No segundo, mostra que os encontros vocálicos não são ditongos. Sem acento, _daí _deveria ser lido como _dai _(_day_).

Você ainda saberia lê-las corretamente se retirasse os acentos, porque *já decorou* essas palavras escritas e já as associa com a língua falada, que sempre existiu e existirá antes que a língua escrita. Sabe que não existe _chapêu, _que _céu_ não se pronuncia como _seu_. Mas e palavras raras como _apogeu_ e _griséu_? Sem o acento indicador da diferença, teria que ouvi-las para saber. E as regras são aplicadas a todas as palavras, comuns ou não, para que haja uma padronização, para que as pessoas não escrevam cada palavra de um jeito diferente. Estude a origem da língua portuguesa e verá que, nos textos mais antigos, era exatamente isso que acontecia. Há registros da palavra _igreja_ escrita das mais diferentes formas, por exemplo.

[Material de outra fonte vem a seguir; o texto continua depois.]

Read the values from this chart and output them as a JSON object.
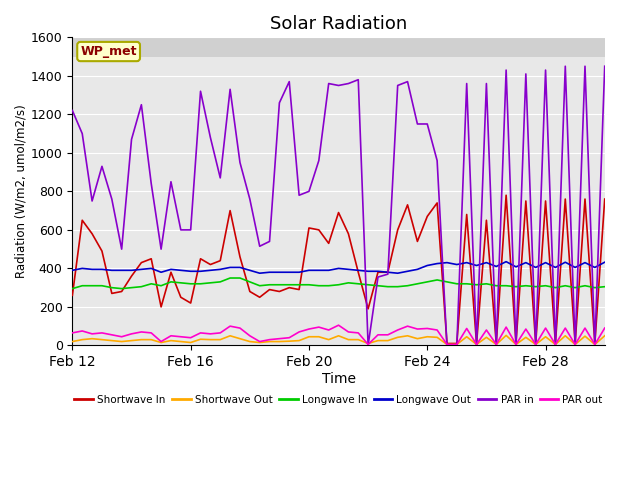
{
  "title": "Solar Radiation",
  "ylabel": "Radiation (W/m2, umol/m2/s)",
  "xlabel": "Time",
  "ylim": [
    0,
    1600
  ],
  "yticks": [
    0,
    200,
    400,
    600,
    800,
    1000,
    1200,
    1400,
    1600
  ],
  "xtick_labels": [
    "Feb 12",
    "Feb 16",
    "Feb 20",
    "Feb 24",
    "Feb 28"
  ],
  "station_label": "WP_met",
  "plot_bg": "#e8e8e8",
  "upper_bg": "#d0d0d0",
  "legend": [
    {
      "label": "Shortwave In",
      "color": "#cc0000"
    },
    {
      "label": "Shortwave Out",
      "color": "#ffaa00"
    },
    {
      "label": "Longwave In",
      "color": "#00cc00"
    },
    {
      "label": "Longwave Out",
      "color": "#0000cc"
    },
    {
      "label": "PAR in",
      "color": "#8800cc"
    },
    {
      "label": "PAR out",
      "color": "#ff00cc"
    }
  ],
  "shortwave_in": [
    260,
    650,
    580,
    490,
    270,
    280,
    360,
    430,
    450,
    200,
    380,
    250,
    220,
    450,
    420,
    440,
    700,
    460,
    280,
    250,
    290,
    280,
    300,
    290,
    610,
    600,
    530,
    690,
    580,
    380,
    190,
    380,
    380,
    600,
    730,
    540,
    670,
    740,
    10,
    10,
    680,
    10,
    650,
    10,
    780,
    10,
    750,
    10,
    750,
    10,
    760,
    10,
    760,
    10,
    760
  ],
  "shortwave_out": [
    20,
    30,
    35,
    30,
    25,
    20,
    25,
    30,
    30,
    15,
    25,
    20,
    15,
    32,
    30,
    30,
    50,
    35,
    20,
    15,
    20,
    20,
    22,
    25,
    45,
    45,
    30,
    50,
    30,
    30,
    10,
    25,
    25,
    42,
    50,
    35,
    45,
    42,
    5,
    5,
    45,
    5,
    42,
    5,
    52,
    5,
    42,
    5,
    45,
    5,
    50,
    5,
    48,
    5,
    50
  ],
  "longwave_in": [
    295,
    310,
    310,
    310,
    300,
    295,
    300,
    305,
    320,
    310,
    330,
    325,
    320,
    320,
    325,
    330,
    350,
    350,
    330,
    310,
    315,
    315,
    315,
    315,
    315,
    310,
    310,
    315,
    325,
    320,
    315,
    310,
    305,
    305,
    310,
    320,
    330,
    340,
    330,
    320,
    320,
    315,
    320,
    310,
    310,
    305,
    310,
    305,
    310,
    300,
    310,
    300,
    310,
    300,
    305
  ],
  "longwave_out": [
    390,
    400,
    395,
    395,
    390,
    390,
    390,
    395,
    400,
    380,
    395,
    390,
    385,
    385,
    390,
    395,
    405,
    405,
    390,
    375,
    380,
    380,
    380,
    380,
    390,
    390,
    390,
    400,
    395,
    390,
    385,
    385,
    380,
    375,
    385,
    395,
    415,
    425,
    430,
    420,
    430,
    415,
    430,
    410,
    435,
    408,
    430,
    405,
    430,
    405,
    432,
    405,
    430,
    405,
    432
  ],
  "par_in": [
    1220,
    1100,
    750,
    930,
    760,
    500,
    1070,
    1250,
    840,
    500,
    850,
    600,
    600,
    1320,
    1080,
    870,
    1330,
    950,
    760,
    515,
    540,
    1260,
    1370,
    780,
    800,
    960,
    1360,
    1350,
    1360,
    1380,
    0,
    355,
    370,
    1350,
    1370,
    1150,
    1150,
    960,
    0,
    0,
    1360,
    0,
    1360,
    0,
    1430,
    0,
    1410,
    0,
    1430,
    0,
    1450,
    0,
    1450,
    0,
    1450
  ],
  "par_out": [
    65,
    75,
    60,
    65,
    55,
    45,
    60,
    70,
    65,
    20,
    50,
    45,
    40,
    65,
    60,
    65,
    100,
    90,
    50,
    20,
    30,
    35,
    40,
    70,
    85,
    95,
    80,
    105,
    70,
    65,
    5,
    55,
    55,
    80,
    100,
    85,
    88,
    80,
    5,
    5,
    88,
    5,
    80,
    5,
    95,
    5,
    85,
    5,
    90,
    5,
    90,
    5,
    90,
    5,
    90
  ]
}
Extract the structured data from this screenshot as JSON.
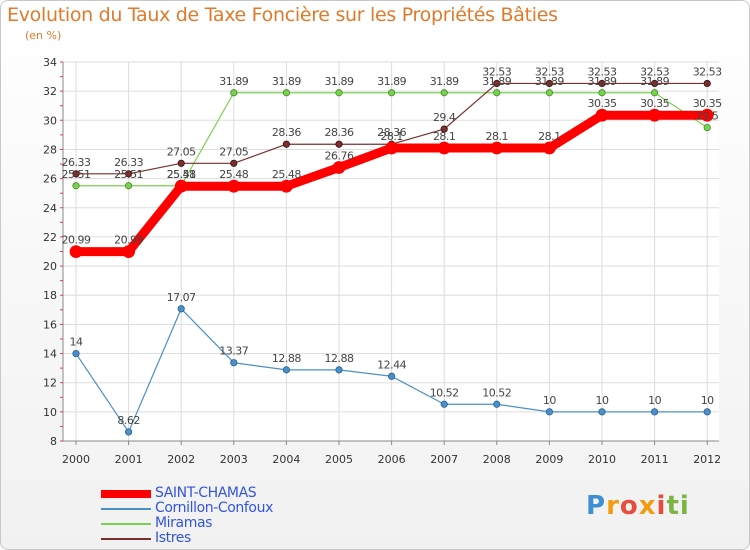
{
  "header": {
    "title": "Evolution du Taux de Taxe Foncière sur les Propriétés Bâties",
    "unit": "(en %)"
  },
  "logo": {
    "text": "Proxiti"
  },
  "chart_data": {
    "type": "line",
    "title": "Evolution du Taux de Taxe Foncière sur les Propriétés Bâties",
    "ylabel": "(en %)",
    "xlabel": "",
    "x": [
      "2000",
      "2001",
      "2002",
      "2003",
      "2004",
      "2005",
      "2006",
      "2007",
      "2008",
      "2009",
      "2010",
      "2011",
      "2012"
    ],
    "ylim": [
      8,
      34
    ],
    "yticks": [
      "8",
      "10",
      "12",
      "14",
      "16",
      "18",
      "20",
      "22",
      "24",
      "26",
      "28",
      "30",
      "32",
      "34"
    ],
    "grid": true,
    "legend_position": "bottom-left",
    "series": [
      {
        "name": "SAINT-CHAMAS",
        "color": "#ff0000",
        "values": [
          20.99,
          20.99,
          25.48,
          25.48,
          25.48,
          26.76,
          28.1,
          28.1,
          28.1,
          28.1,
          30.35,
          30.35,
          30.35
        ],
        "labels": [
          "20.99",
          "20.99",
          "25.48",
          "25.48",
          "25.48",
          "26.76",
          "28.1",
          "28.1",
          "28.1",
          "28.1",
          "30.35",
          "30.35",
          "30.35"
        ]
      },
      {
        "name": "Cornillon-Confoux",
        "color": "#4a90c8",
        "values": [
          14,
          8.62,
          17.07,
          13.37,
          12.88,
          12.88,
          12.44,
          10.52,
          10.52,
          10,
          10,
          10,
          10
        ],
        "labels": [
          "14",
          "8.62",
          "17.07",
          "13.37",
          "12.88",
          "12.88",
          "12.44",
          "10.52",
          "10.52",
          "10",
          "10",
          "10",
          "10"
        ]
      },
      {
        "name": "Miramas",
        "color": "#7ad151",
        "values": [
          25.51,
          25.51,
          25.51,
          31.89,
          31.89,
          31.89,
          31.89,
          31.89,
          31.89,
          31.89,
          31.89,
          31.89,
          29.5
        ],
        "labels": [
          "25.51",
          "25.51",
          "25.51",
          "31.89",
          "31.89",
          "31.89",
          "31.89",
          "31.89",
          "31.89",
          "31.89",
          "31.89",
          "31.89",
          "29.5"
        ]
      },
      {
        "name": "Istres",
        "color": "#7a2e2e",
        "values": [
          26.33,
          26.33,
          27.05,
          27.05,
          28.36,
          28.36,
          28.36,
          29.4,
          32.53,
          32.53,
          32.53,
          32.53,
          32.53
        ],
        "labels": [
          "26.33",
          "26.33",
          "27.05",
          "27.05",
          "28.36",
          "28.36",
          "28.36",
          "29.4",
          "32.53",
          "32.53",
          "32.53",
          "32.53",
          "32.53"
        ]
      }
    ]
  }
}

Se seguir em frente com o pensamento de que "já decorou, então esse risco a mais é inútil", verá que, no grande abismo do universo, tanto faz como se escreve uma palavra, e *as implicâncias que você tem com o alfabeto perdem o sentido*. Podemos usar letras, ideogramas, desenhos de animais ou rabiscos. Poderíamos tirar o acento de _médico_, já que o contexto bastaria para mostrar se é _médico _ou _medico_. Poderíamos ser mais radicais e escrever _macaco _como _jurubeba _ou como _49△4_, desde que todos decorassem essa novidade. Veja o mandarim. Milhares de ideogramas sem nenhuma indicação de como devem ser lidos, mas que ainda funcionam perfeitamente para os chineses, que os decoram e os associam a palavras da língua falada. O que nos leva a utilizar o nosso alfabeto é apenas a convenção, o uso comum. Se eu começasse a utilizar sílabas do _katakana _ou o alfabeto cirílico a partir do próximo parágrafo, você não entenderia, então tenho que seguir o sistema adotado historicamente pelos falantes do português. Concorde, é um sistema defeituoso, porém muito mais prático de ser ensinado do que milhares de ideogramas.

Você insiste em passar os seus dias tentando encontrar uma lógica absoluta na língua falada e na escrita, como se humanos fossem todos robôs e seguissem uma mesma programação. Mesmo se essas regras da escrita fossem "inúteis", seria difícil convencer as pessoas a dispensá-las. Veja quantas maneiras temos de escrever o fonema _s_, ou o número de maneiras como o _x_ pode ser lido, ou o _h_ mudo no começo de tantas palavras. Há uma forte resistência a mudanças, pelo investimento e esforço necessários para realizá-las, e o apelo à tradição é muito forte como argumento emocional.

Invente o seu próprio alfabeto, apoie manifestos a favor de reformas ortográficas (eu próprio trocaria _homem _por _ómen_), mas lembre que humanos não funcionam como máquinas. Ficará louco se começar a tentar encontrar uma lógica perfeita em outras expressões culturais e instituições humanas, especialmente as que surgiram e evoluem naturalmente, como a língua falada, com a qual também tem picuinhas constantes.


----------



## ManOfWords

Eis aqui um link interessante : NA LÍNGUA PORTUGUESA EXISTE PALAVRA COM DOIS ACENTOS GRÁFICOS?


----------



## machadinho

De se tirar o chapéu, Patriot.


----------



## Jonlitaliano

patriota said:


> No primeiro caso, o acento mostra a abertura das vogais. Sem acento, _chapéu _deveria ser lido como _chapêu_.
> 
> No segundo, mostra que os encontros vocálicos não são ditongos. Sem acento, _daí _deveria ser lido como _dai _(_day_).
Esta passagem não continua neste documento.